李葉喬找人散播周似歡的謠,當初攀附不成被趕出縣主府的人順勢跳出來,說他們不去縣主府是潔身自好。
周似歡生母只是個侍妾,又是遺腹子,常被人背地里詬病教養問題,偏偏她是太后養大,深恨別人拿她的教養說事。
聽聞謠后,她都要氣瘋了,但是無論如何報復李葉喬,都只會加深別人對謠的印象。
所以周似歡就進宮請旨要嫁給李葉喬他大哥,你既造謠我放蕩,那我就成為你大嫂,看誰丟臉。
“我嫁進李家就一個目的,不讓李葉喬好過。”周似歡信誓旦旦地說,“我非要攪黃他所有的好婚事,讓他娶一個被全京城嘲笑的媳婦,這才能解我心頭之恨。”
“那也不是你這樣的攪黃方式。”晏子歸皺眉,“你這樣攪黃他的婚事,侯夫人轉頭又可以再找,只可憐了無辜的姑娘。”
“我是不怕,若是別人,在議親時期丟了大臉,一時想不開自尋短見,難道這條命還會記在他身上?到時候都是縣主的錯。”
“那我心中的意難平誰來填補?我就白被他嚼舌根?”周似歡委屈,“我是眼瞎,不該喜歡上一個道貌岸然的偽君子,但是我受到的過錯也太大了吧。”
“如果我不是縣主,這會我也早就自尋短見了。”
“你都嫁進他家了,想要報復他還不簡單,多的是悄咪咪的手段,你非要鬧的這么大張旗鼓,到時候他說你對他有不軌之心,還是你聲名受損,他毫發無傷。”
“我嫁進去后,從來沒拿正眼看過他,他還要怎么陷害我?”周似歡想到自已曾經為李葉喬花的錢都變成她的罪證,她就生氣,“越想越氣,我非要他聲名狼藉才好。”
“最聲名狼藉莫過于他睡他爹的妾。”晏子歸隨口一道,“再被外人撞見,這樣所有好教養的人都不會把女兒嫁給他。”

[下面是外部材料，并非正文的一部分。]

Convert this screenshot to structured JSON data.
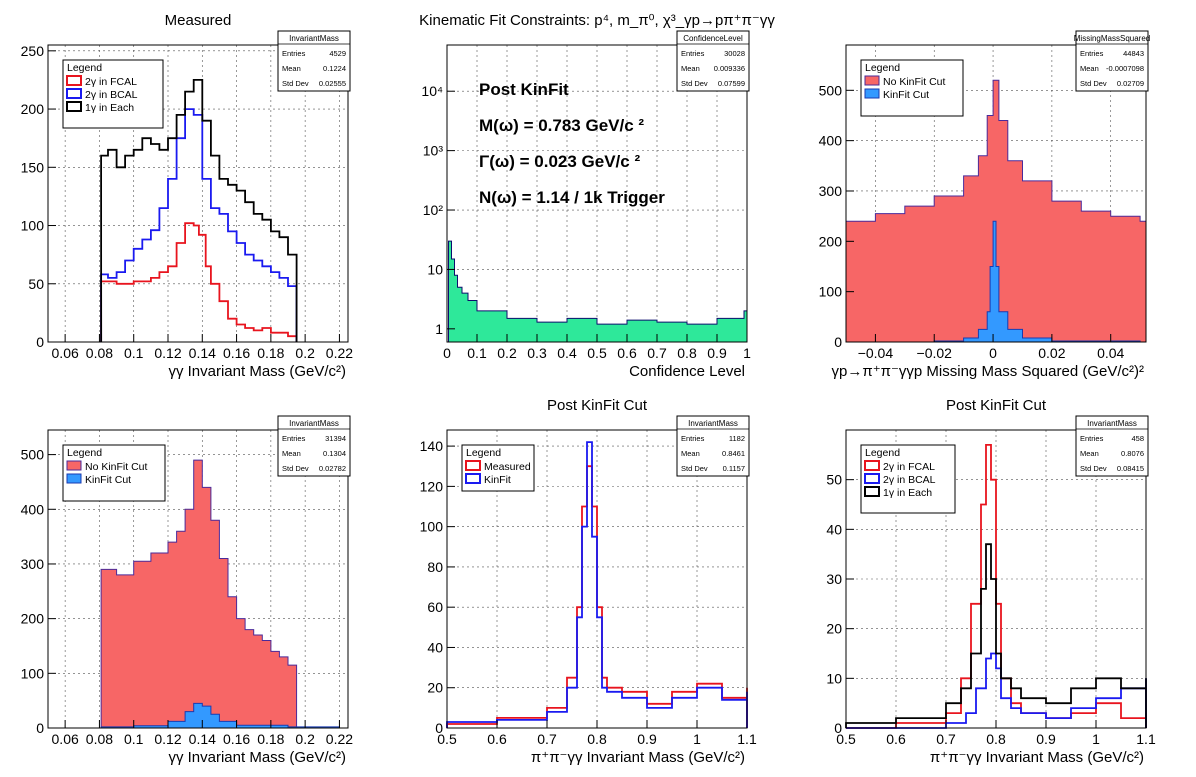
{
  "chart_data": [
    {
      "type": "histogram",
      "title": "Measured",
      "xlabel": "γγ Invariant Mass (GeV/c²)",
      "ylabel": "",
      "xlim": [
        0.05,
        0.225
      ],
      "ylim": [
        0,
        255
      ],
      "xticks": [
        0.06,
        0.08,
        0.1,
        0.12,
        0.14,
        0.16,
        0.18,
        0.2,
        0.22
      ],
      "xticklabels": [
        "0.06",
        "0.08",
        "0.1",
        "0.12",
        "0.14",
        "0.16",
        "0.18",
        "0.2",
        "0.22"
      ],
      "yticks": [
        0,
        50,
        100,
        150,
        200,
        250
      ],
      "grid": true,
      "legend": {
        "title": "Legend",
        "position": "top-left"
      },
      "stats": {
        "name": "InvariantMass",
        "rows": [
          [
            "Entries",
            "4529"
          ],
          [
            "Mean",
            "0.1224"
          ],
          [
            "Std Dev",
            "0.02555"
          ]
        ]
      },
      "series": [
        {
          "name": "2γ in FCAL",
          "color": "#e8141e",
          "fill": "none",
          "x": [
            0.081,
            0.09,
            0.1,
            0.11,
            0.115,
            0.12,
            0.125,
            0.13,
            0.135,
            0.138,
            0.142,
            0.145,
            0.15,
            0.155,
            0.16,
            0.165,
            0.17,
            0.175,
            0.18,
            0.185,
            0.19
          ],
          "y": [
            52,
            50,
            52,
            55,
            60,
            65,
            85,
            102,
            100,
            92,
            65,
            50,
            35,
            20,
            15,
            12,
            10,
            12,
            8,
            8,
            5
          ]
        },
        {
          "name": "2γ in BCAL",
          "color": "#1a1af0",
          "fill": "none",
          "x": [
            0.081,
            0.085,
            0.09,
            0.095,
            0.1,
            0.105,
            0.11,
            0.115,
            0.12,
            0.125,
            0.13,
            0.135,
            0.14,
            0.145,
            0.15,
            0.155,
            0.16,
            0.165,
            0.17,
            0.175,
            0.18,
            0.185,
            0.19
          ],
          "y": [
            58,
            55,
            60,
            70,
            80,
            88,
            96,
            115,
            140,
            175,
            200,
            195,
            140,
            115,
            110,
            95,
            85,
            75,
            70,
            65,
            60,
            55,
            48
          ]
        },
        {
          "name": "1γ in Each",
          "color": "#000000",
          "fill": "none",
          "x": [
            0.081,
            0.085,
            0.09,
            0.095,
            0.1,
            0.105,
            0.11,
            0.115,
            0.12,
            0.125,
            0.13,
            0.135,
            0.14,
            0.145,
            0.15,
            0.155,
            0.16,
            0.165,
            0.17,
            0.175,
            0.18,
            0.185,
            0.19
          ],
          "y": [
            160,
            165,
            150,
            160,
            165,
            175,
            170,
            165,
            175,
            195,
            215,
            225,
            190,
            160,
            140,
            135,
            130,
            120,
            110,
            105,
            95,
            90,
            75
          ]
        }
      ]
    },
    {
      "type": "histogram",
      "title": "Kinematic Fit Constraints: p⁴, m_π⁰, χ³_γp→pπ⁺π⁻γγ",
      "xlabel": "Confidence Level",
      "ylabel": "",
      "xlim": [
        0,
        1
      ],
      "ylim": [
        0.6,
        60000
      ],
      "log_y": true,
      "xticks": [
        0,
        0.1,
        0.2,
        0.3,
        0.4,
        0.5,
        0.6,
        0.7,
        0.8,
        0.9,
        1
      ],
      "xticklabels": [
        "0",
        "0.1",
        "0.2",
        "0.3",
        "0.4",
        "0.5",
        "0.6",
        "0.7",
        "0.8",
        "0.9",
        "1"
      ],
      "yticks": [
        1,
        10,
        100,
        1000,
        10000
      ],
      "yticklabels": [
        "1",
        "10",
        "10²",
        "10³",
        "10⁴"
      ],
      "grid": true,
      "stats": {
        "name": "ConfidenceLevel",
        "rows": [
          [
            "Entries",
            "30028"
          ],
          [
            "Mean",
            "0.009336"
          ],
          [
            "Std Dev",
            "0.07599"
          ]
        ]
      },
      "annotations": [
        "Post KinFit",
        "M(ω) = 0.783 GeV/c ²",
        "Γ(ω) = 0.023 GeV/c ²",
        "N(ω) = 1.14 / 1k Trigger"
      ],
      "series": [
        {
          "name": "",
          "color": "#0d0d6e",
          "fill": "#2ee89a",
          "x": [
            0.005,
            0.015,
            0.025,
            0.035,
            0.05,
            0.07,
            0.1,
            0.15,
            0.2,
            0.3,
            0.4,
            0.5,
            0.6,
            0.7,
            0.8,
            0.9,
            0.99
          ],
          "y": [
            30,
            15,
            8,
            5,
            4,
            3,
            2,
            2,
            1.5,
            1.3,
            1.5,
            1.2,
            1.4,
            1.3,
            1.2,
            1.5,
            2
          ]
        }
      ]
    },
    {
      "type": "histogram",
      "title": "",
      "xlabel": "γp→π⁺π⁻γγp Missing Mass Squared (GeV/c²)²",
      "ylabel": "",
      "xlim": [
        -0.05,
        0.052
      ],
      "ylim": [
        0,
        590
      ],
      "xticks": [
        -0.04,
        -0.02,
        0,
        0.02,
        0.04
      ],
      "xticklabels": [
        "−0.04",
        "−0.02",
        "0",
        "0.02",
        "0.04"
      ],
      "yticks": [
        0,
        100,
        200,
        300,
        400,
        500
      ],
      "grid": true,
      "legend": {
        "title": "Legend",
        "position": "top-left"
      },
      "stats": {
        "name": "MissingMassSquared",
        "rows": [
          [
            "Entries",
            "44843"
          ],
          [
            "Mean",
            "-0.0007098"
          ],
          [
            "Std Dev",
            "0.02709"
          ]
        ]
      },
      "series": [
        {
          "name": "No KinFit Cut",
          "color": "#4a2a9a",
          "fill": "#f76666",
          "x": [
            -0.05,
            -0.04,
            -0.03,
            -0.02,
            -0.01,
            -0.005,
            -0.002,
            0,
            0.002,
            0.005,
            0.01,
            0.02,
            0.03,
            0.04,
            0.05
          ],
          "y": [
            240,
            255,
            270,
            290,
            330,
            370,
            450,
            520,
            440,
            360,
            320,
            280,
            260,
            250,
            240
          ]
        },
        {
          "name": "KinFit Cut",
          "color": "#1a3ab0",
          "fill": "#3399ff",
          "x": [
            -0.05,
            -0.02,
            -0.01,
            -0.005,
            -0.002,
            -0.001,
            0,
            0.001,
            0.002,
            0.005,
            0.01,
            0.02,
            0.05
          ],
          "y": [
            0,
            2,
            8,
            25,
            60,
            150,
            240,
            150,
            60,
            25,
            8,
            2,
            0
          ]
        }
      ]
    },
    {
      "type": "histogram",
      "title": "",
      "xlabel": "γγ Invariant Mass (GeV/c²)",
      "ylabel": "",
      "xlim": [
        0.05,
        0.225
      ],
      "ylim": [
        0,
        545
      ],
      "xticks": [
        0.06,
        0.08,
        0.1,
        0.12,
        0.14,
        0.16,
        0.18,
        0.2,
        0.22
      ],
      "xticklabels": [
        "0.06",
        "0.08",
        "0.1",
        "0.12",
        "0.14",
        "0.16",
        "0.18",
        "0.2",
        "0.22"
      ],
      "yticks": [
        0,
        100,
        200,
        300,
        400,
        500
      ],
      "grid": true,
      "legend": {
        "title": "Legend",
        "position": "top-left"
      },
      "stats": {
        "name": "InvariantMass",
        "rows": [
          [
            "Entries",
            "31394"
          ],
          [
            "Mean",
            "0.1304"
          ],
          [
            "Std Dev",
            "0.02782"
          ]
        ]
      },
      "series": [
        {
          "name": "No KinFit Cut",
          "color": "#4a2a9a",
          "fill": "#f76666",
          "x": [
            0.081,
            0.09,
            0.1,
            0.11,
            0.12,
            0.125,
            0.13,
            0.135,
            0.14,
            0.145,
            0.15,
            0.155,
            0.16,
            0.165,
            0.17,
            0.175,
            0.18,
            0.185,
            0.19
          ],
          "y": [
            290,
            280,
            305,
            320,
            340,
            360,
            400,
            490,
            440,
            380,
            310,
            240,
            200,
            180,
            170,
            160,
            140,
            130,
            115
          ]
        },
        {
          "name": "KinFit Cut",
          "color": "#1a3ab0",
          "fill": "#3399ff",
          "x": [
            0.081,
            0.1,
            0.12,
            0.13,
            0.135,
            0.14,
            0.145,
            0.15,
            0.16,
            0.19
          ],
          "y": [
            2,
            4,
            12,
            30,
            45,
            40,
            25,
            12,
            5,
            2
          ]
        }
      ]
    },
    {
      "type": "histogram",
      "title": "Post KinFit Cut",
      "xlabel": "π⁺π⁻γγ Invariant Mass (GeV/c²)",
      "ylabel": "",
      "xlim": [
        0.5,
        1.1
      ],
      "ylim": [
        0,
        148
      ],
      "xticks": [
        0.5,
        0.6,
        0.7,
        0.8,
        0.9,
        1,
        1.1
      ],
      "xticklabels": [
        "0.5",
        "0.6",
        "0.7",
        "0.8",
        "0.9",
        "1",
        "1.1"
      ],
      "yticks": [
        0,
        20,
        40,
        60,
        80,
        100,
        120,
        140
      ],
      "grid": true,
      "legend": {
        "title": "Legend",
        "position": "top-left"
      },
      "stats": {
        "name": "InvariantMass",
        "rows": [
          [
            "Entries",
            "1182"
          ],
          [
            "Mean",
            "0.8461"
          ],
          [
            "Std Dev",
            "0.1157"
          ]
        ]
      },
      "series": [
        {
          "name": "Measured",
          "color": "#e8141e",
          "fill": "none",
          "x": [
            0.5,
            0.6,
            0.7,
            0.74,
            0.76,
            0.77,
            0.78,
            0.79,
            0.8,
            0.81,
            0.82,
            0.85,
            0.9,
            0.95,
            1.0,
            1.05,
            1.1
          ],
          "y": [
            2,
            5,
            10,
            25,
            60,
            110,
            130,
            110,
            60,
            25,
            20,
            18,
            12,
            18,
            22,
            15,
            20
          ]
        },
        {
          "name": "KinFit",
          "color": "#1a1af0",
          "fill": "none",
          "x": [
            0.5,
            0.6,
            0.7,
            0.74,
            0.76,
            0.77,
            0.78,
            0.79,
            0.8,
            0.81,
            0.82,
            0.85,
            0.9,
            0.95,
            1.0,
            1.05,
            1.1
          ],
          "y": [
            3,
            4,
            8,
            20,
            55,
            100,
            142,
            95,
            55,
            20,
            18,
            15,
            10,
            15,
            20,
            14,
            18
          ]
        }
      ]
    },
    {
      "type": "histogram",
      "title": "Post KinFit Cut",
      "xlabel": "π⁺π⁻γγ Invariant Mass (GeV/c²)",
      "ylabel": "",
      "xlim": [
        0.5,
        1.1
      ],
      "ylim": [
        0,
        60
      ],
      "xticks": [
        0.5,
        0.6,
        0.7,
        0.8,
        0.9,
        1,
        1.1
      ],
      "xticklabels": [
        "0.5",
        "0.6",
        "0.7",
        "0.8",
        "0.9",
        "1",
        "1.1"
      ],
      "yticks": [
        0,
        10,
        20,
        30,
        40,
        50
      ],
      "grid": true,
      "legend": {
        "title": "Legend",
        "position": "top-left"
      },
      "stats": {
        "name": "InvariantMass",
        "rows": [
          [
            "Entries",
            "458"
          ],
          [
            "Mean",
            "0.8076"
          ],
          [
            "Std Dev",
            "0.08415"
          ]
        ]
      },
      "series": [
        {
          "name": "2γ in FCAL",
          "color": "#e8141e",
          "fill": "none",
          "x": [
            0.5,
            0.6,
            0.7,
            0.73,
            0.75,
            0.77,
            0.78,
            0.79,
            0.8,
            0.81,
            0.83,
            0.85,
            0.9,
            0.95,
            1.0,
            1.05,
            1.1
          ],
          "y": [
            0,
            1,
            3,
            10,
            25,
            45,
            57,
            50,
            25,
            10,
            5,
            3,
            2,
            3,
            5,
            2,
            3
          ]
        },
        {
          "name": "2γ in BCAL",
          "color": "#1a1af0",
          "fill": "none",
          "x": [
            0.5,
            0.6,
            0.7,
            0.74,
            0.76,
            0.78,
            0.79,
            0.8,
            0.81,
            0.83,
            0.85,
            0.9,
            0.95,
            1.0,
            1.05,
            1.1
          ],
          "y": [
            0,
            0,
            1,
            3,
            8,
            14,
            15,
            12,
            6,
            4,
            3,
            2,
            4,
            6,
            8,
            10
          ]
        },
        {
          "name": "1γ in Each",
          "color": "#000000",
          "fill": "none",
          "x": [
            0.5,
            0.6,
            0.7,
            0.73,
            0.75,
            0.77,
            0.78,
            0.79,
            0.8,
            0.81,
            0.83,
            0.85,
            0.9,
            0.95,
            1.0,
            1.05,
            1.1
          ],
          "y": [
            1,
            2,
            5,
            8,
            15,
            28,
            37,
            30,
            15,
            10,
            8,
            6,
            5,
            8,
            10,
            8,
            10
          ]
        }
      ]
    }
  ]
}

“與其等侯夫人找一個你破壞一個,為什么不主動找一個你希望的人,然后再促成好事。”
晏子歸又道,“你是縣主,又是世子夫人,再生下長孫,就是親生的又如何,侯府不會為了他讓你不開心的。”
而且縣主可以完全阻攔他上進的道路。
到時候一個郁郁不得志的侯府次子,諸事不順,惡名纏身,家宅不寧。
再狠心點,干脆讓他斷子絕孫。
什么氣都消了。
周似歡眼前一亮,“你說的有道理。”
晏子歸爬出浴池,“天色不早,我要回家了,不然祖母該擔心了。”
“改天我再約你。”周似歡仰著頭道,“回去讓你父母放心,我是真心把你當姐妹,不會再欺負你了。”
晏子歸笑笑,說的你好像欺負到了。
上馬車的時候家將說方才有人送了一個錦盒過來,說是補給姑娘的生日禮物。
晏子歸問問時間,應該是太子離開金池的時候。
上車后打開,里頭是一對白玉雕的小豬,掌心大小,入手冰涼滑膩,無一絲雜質。
“都忘記和他說我找到他的禮物了。”晏子歸握緊手心,“倒成了我故意要第二份禮物了。”
“姑娘喜歡嗎?”甘草問。
晏子歸看著窗外怔怔,是問喜歡禮物,還是喜歡太子?
縣主有一句話說對了,她既然不準備進東宮,就不該和太子再有牽扯。
她管不了別人怎么想,但至少能管住自已怎么做。
林府,林中澤的書房里,一向聽話懂事的林楠跪在父親面前,無聲請求。
林中澤長嘆氣,“太子喜歡子歸。”
“那又如何?現在妹妹已經不會嫁太子,宮中也沒有立子歸為太子妃的旨意,我喜歡她,想要娶她,有什么不可以。”林楠悶聲問。
“官家在等太子開口,旨意就是一句話的事。”
“但是太子沒開口,不就說明他對子歸只有欣賞,沒有其他意思。”林楠抬頭,“還是父親想著,女兒不能嫁進東宮,學生嫁進去也好。”
“放肆。”林中澤拍桌。
“太子現在只是沒想清楚,等他想清楚,他要晏子歸,那你成什么了?你就成了一個笑話。”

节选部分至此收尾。